Any mention of the Time Cube? That’s important stuff, man. Real important.
(I’d try for a joke but the corporate firewall categorizes said site as “personal opinion/profanity”… Lame!)
#11, Saturn is the one with the rings. Of course, Jupiter has rings too. Come to think of it, there are rings around Uranus too. Heh. Rings around Uranus.
“Where you bound?” I asked him.
“Where else? Uranus.” He pronounced it your-anus.
“What about you?” Lou asked.
“Uranus,” I confirmed. I pronounced it Urine-us. Was there ever an orb so inelegantly named? Nobody’s ever agreed on how to say it, and both ways stink.
— John Varley, The Golden Globe
‘Tis a pity so few people find German pleasant to the ear, as this is one of the few times that the language got something right:
Short vowel in the second syllable. See, that wasn’t hard at all, now was it?
[Okay, so they stole it. Sue me.]
(BTW, Pluto was distinctly mentioned in context of “the outer planets” in the elided bit above. So nyaahh-thppbbt! :)
There are a bunch of scale models of the solar system out there. Wikipedia has a useful listing at
I’d heard of two of these previously. The one in northern Maine was written up in _Smithsonian_ a few years back, and the one in Boston was featured in the first episode of the PBS kids’ science-game-show _Fetch_. It’s nice to hear there are more lurking around there.
I wonder, as more extrasolar systems get discovered and mapped, whether we’ll eventually see multisystem scale models coordinated between distant cities…
Give me a lever, fulcrum and a place to stand and I’ll lift the entire Universe (by john scalzi)
I’d try for a joke
Is it the one with the punch line “they both circle Uranus and wipe out Klingons?”
Grow up?
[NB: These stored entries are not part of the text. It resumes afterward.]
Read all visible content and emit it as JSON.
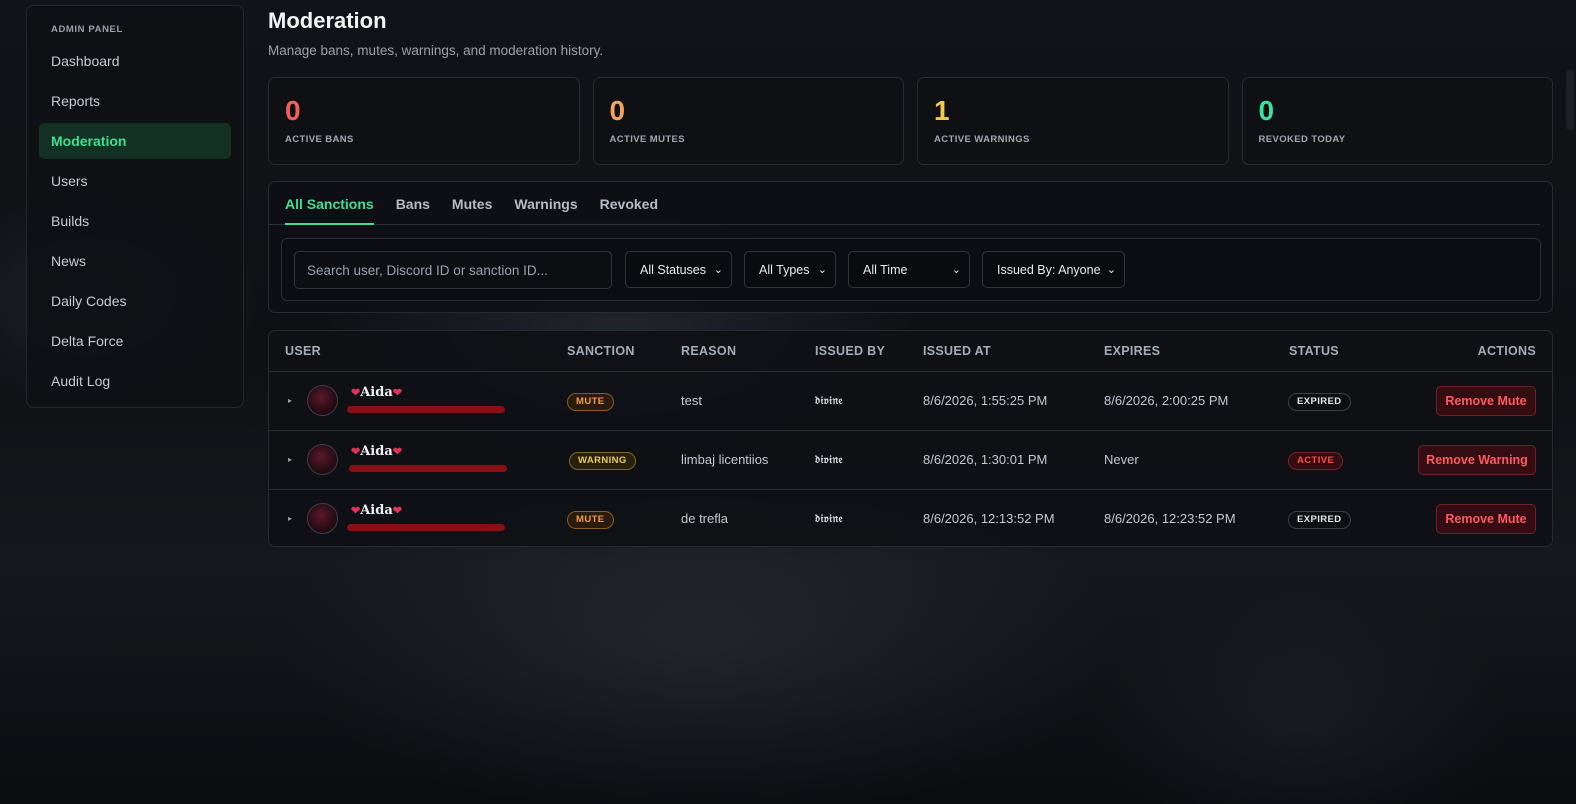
{
  "sidebar": {
    "caption": "ADMIN PANEL",
    "items": [
      {
        "label": "Dashboard"
      },
      {
        "label": "Reports"
      },
      {
        "label": "Moderation",
        "active": true
      },
      {
        "label": "Users"
      },
      {
        "label": "Builds"
      },
      {
        "label": "News"
      },
      {
        "label": "Daily Codes"
      },
      {
        "label": "Delta Force"
      },
      {
        "label": "Audit Log"
      }
    ]
  },
  "header": {
    "title": "Moderation",
    "subtitle": "Manage bans, mutes, warnings, and moderation history."
  },
  "stats": [
    {
      "value": "0",
      "label": "ACTIVE BANS",
      "color": "#f25f5c"
    },
    {
      "value": "0",
      "label": "ACTIVE MUTES",
      "color": "#f5a25d"
    },
    {
      "value": "1",
      "label": "ACTIVE WARNINGS",
      "color": "#f2c94c"
    },
    {
      "value": "0",
      "label": "REVOKED TODAY",
      "color": "#3ee0a0"
    }
  ],
  "tabs": [
    "All Sanctions",
    "Bans",
    "Mutes",
    "Warnings",
    "Revoked"
  ],
  "filters": {
    "search_placeholder": "Search user, Discord ID or sanction ID...",
    "status": "All Statuses",
    "type": "All Types",
    "time": "All Time",
    "issued_by": "Issued By: Anyone"
  },
  "table": {
    "headers": {
      "user": "USER",
      "sanction": "SANCTION",
      "reason": "REASON",
      "issued_by": "ISSUED BY",
      "issued_at": "ISSUED AT",
      "expires": "EXPIRES",
      "status": "STATUS",
      "actions": "ACTIONS"
    },
    "rows": [
      {
        "user": "Aida",
        "sanction": "MUTE",
        "sanction_type": "mute",
        "reason": "test",
        "issued_by": "𝔡𝔦𝔳𝔦𝔫𝔢",
        "issued_at": "8/6/2026, 1:55:25 PM",
        "expires": "8/6/2026, 2:00:25 PM",
        "status": "EXPIRED",
        "status_type": "expired",
        "action": "Remove Mute"
      },
      {
        "user": "Aida",
        "sanction": "WARNING",
        "sanction_type": "warning",
        "reason": "limbaj licentiios",
        "issued_by": "𝔡𝔦𝔳𝔦𝔫𝔢",
        "issued_at": "8/6/2026, 1:30:01 PM",
        "expires": "Never",
        "status": "ACTIVE",
        "status_type": "active",
        "action": "Remove Warning"
      },
      {
        "user": "Aida",
        "sanction": "MUTE",
        "sanction_type": "mute",
        "reason": "de trefla",
        "issued_by": "𝔡𝔦𝔳𝔦𝔫𝔢",
        "issued_at": "8/6/2026, 12:13:52 PM",
        "expires": "8/6/2026, 12:23:52 PM",
        "status": "EXPIRED",
        "status_type": "expired",
        "action": "Remove Mute"
      }
    ]
  }
}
What would we want to do that for?
They have one in Singapore also.
John, get with the program already; astronomers renamed Uranus in 2620 to end that stupid joke forever.
Long Live Urectum!
I usually go with “OOO-roo-nose.” No idea where I got that from though.
Is that a universe in your pocket, or are you just glad to see me?
See, no jokes about Uranus!
@15: The 2 billion to 1 solar system model in Sonoma County, CA is very cool, but it puts Alpha Centauri – at that scale – in Madagascar.
@23: True, any Earth-based multi-star model that’s to scale will involve both very large distances and very small planets. (According to http://www.noao.edu/education/peppercorn/pcmain.html
having the earth be the size of a peppercorn — 2 mm across– makes the sun the size of a soccer ball about 25m away, Neptune about 280m away, and Alpha Centauri over 6000km away.)
If I centered this model at my home in Philadelphia, Pennsylvania, I could fit all 8 major planets in my neighborhood, with the inner planets all in short-distance line of sight, and the longest human space flight to date, to the Moon, involving a trip of less than 10 cm. Meanwhile, the nearest star would be out somewhere near Krakow, Poland.
It does give one some appreciation for the immenseness of interstellar space.
Oops– misread one figure. Neptune would be about 700m away, not 280m. It’d still fit in my neighborhood, but be a bit more spread out. Still, much easier to walk there than to Krakow.
The god of book covers seems to like you.
I’m sure John’s squid verses are even more entertaining.
Blaine and Alison,
Thanks for the chuckles. Nerd that I am I love me some childish astronomical humor.
Christopher @14: Since William Herschel, discoverer of Uranus was Hanoverian, may have pronounced it exactly that way. Of course he did really want to call it “George”.